On the importance of self-advocacy

Disability rights advocates speak (and sing) at HLS

When Steve Holmes was a conscientious objector to the Vietnam War in 1969, he had to find service work. The Massachusetts native chose the Fernald State School in Waltham. The conditions were so horrible, he says, he had to figure out a way to do something to help the disabled people who lived there—most of whom were uncommunicative—while still adhering to his fundamental belief in peace. What began as service work to avoid the war quickly became a lifelong passion. Today, Holmes, who recently retired as administrative director of the Self Advocacy Organization of New York State, or SANYS, is one of the foremost disability rights advocates in the nation, and a champion of self-advocacy.

Chester Finn has been a disability rights advocate since childhood, when he successfully convinced his parents he was capable of doing things they didn’t initially believe he could. He went on to be president of SANYS, co-founder of the charity Community Empowerment Programs and a member of the National Council on Disability, appointed by then President Barack Obama ’91.

The two advocates spoke to students at Harvard Law School on March 8, in a workshop presented by the Harvard Law School Project on Disability, or HPOD, introduced by its executive director Michael Stein ’88. The workshop is part of a series of HPOD trainings and advocacy projects supported by a three-year grant from the law firm Jones Day.

“Self advocacy is about people speaking up for themselves and others. It’s also a political movement,” Holmes told attendees, including Massachusetts State Representative Tom Sannicandro.

“It’s all across the scope of our lives that we work on,” Finn said, to have the power to tell a state official or a service provider your needs—and be taken seriously.

As in many social movements, he said, individual members have their disagreements, but overall, they fight for each other’s rights.

“To be a self advocate, you have to sometimes be loud or rowdy, especially when there are issues we advocate for, and when we think people aren’t listening to us,” Finn told the audience. He cautioned against listening to the people who say “you can’t.” He said: “If I listened to all the stuff people said I couldn’t do, I would have been afraid to come out of the house. You have to number one believe in yourself, and work with others to achieve what you want.”

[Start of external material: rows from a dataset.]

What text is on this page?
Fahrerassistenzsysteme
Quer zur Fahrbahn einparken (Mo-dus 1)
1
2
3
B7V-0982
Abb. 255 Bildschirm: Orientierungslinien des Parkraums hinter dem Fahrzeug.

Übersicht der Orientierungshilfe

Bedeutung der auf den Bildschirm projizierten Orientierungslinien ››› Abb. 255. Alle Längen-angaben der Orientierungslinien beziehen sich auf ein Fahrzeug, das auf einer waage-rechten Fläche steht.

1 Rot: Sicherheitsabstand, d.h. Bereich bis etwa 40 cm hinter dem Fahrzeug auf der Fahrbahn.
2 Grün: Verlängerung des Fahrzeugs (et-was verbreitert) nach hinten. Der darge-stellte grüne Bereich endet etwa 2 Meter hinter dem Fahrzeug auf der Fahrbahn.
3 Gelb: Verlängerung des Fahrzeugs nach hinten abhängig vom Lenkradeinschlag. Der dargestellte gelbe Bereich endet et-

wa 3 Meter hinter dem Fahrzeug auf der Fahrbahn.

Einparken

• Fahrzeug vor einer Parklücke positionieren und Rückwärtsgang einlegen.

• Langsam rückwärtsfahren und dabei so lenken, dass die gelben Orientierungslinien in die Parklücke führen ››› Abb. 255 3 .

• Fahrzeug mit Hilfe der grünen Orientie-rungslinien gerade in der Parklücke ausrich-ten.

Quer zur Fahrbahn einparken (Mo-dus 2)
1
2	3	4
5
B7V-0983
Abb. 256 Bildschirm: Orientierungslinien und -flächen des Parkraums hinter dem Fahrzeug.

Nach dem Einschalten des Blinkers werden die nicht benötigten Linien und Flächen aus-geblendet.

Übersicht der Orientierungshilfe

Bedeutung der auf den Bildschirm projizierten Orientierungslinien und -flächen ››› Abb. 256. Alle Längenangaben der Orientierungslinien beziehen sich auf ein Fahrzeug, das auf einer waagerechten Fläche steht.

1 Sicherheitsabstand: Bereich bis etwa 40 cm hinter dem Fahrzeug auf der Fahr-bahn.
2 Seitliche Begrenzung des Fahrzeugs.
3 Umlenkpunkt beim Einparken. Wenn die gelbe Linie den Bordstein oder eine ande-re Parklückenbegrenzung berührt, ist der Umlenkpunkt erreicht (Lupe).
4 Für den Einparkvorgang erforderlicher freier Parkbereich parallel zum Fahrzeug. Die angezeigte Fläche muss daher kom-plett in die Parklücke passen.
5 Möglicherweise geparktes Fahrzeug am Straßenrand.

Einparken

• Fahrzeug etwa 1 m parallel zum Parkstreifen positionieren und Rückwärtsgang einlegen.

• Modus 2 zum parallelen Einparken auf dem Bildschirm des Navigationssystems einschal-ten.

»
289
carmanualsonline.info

Both Finn and Holmes have worked with Stein on developing storytelling projects to help people with disabilities talk about how they make their own choices and where they fit in the world. Sometimes those stories are communicated through music. At the end of the workshop, Holmes played his guitar, and he and Finn sang some songs and discussed a few others, including “F.U.I.Q.” that embodies the rowdy spirit Finn had described.

Songs help create the spirit of a movement, Holmes said. With the energy of this movement, he added, “people with disabilities are part of what’s changing our world.”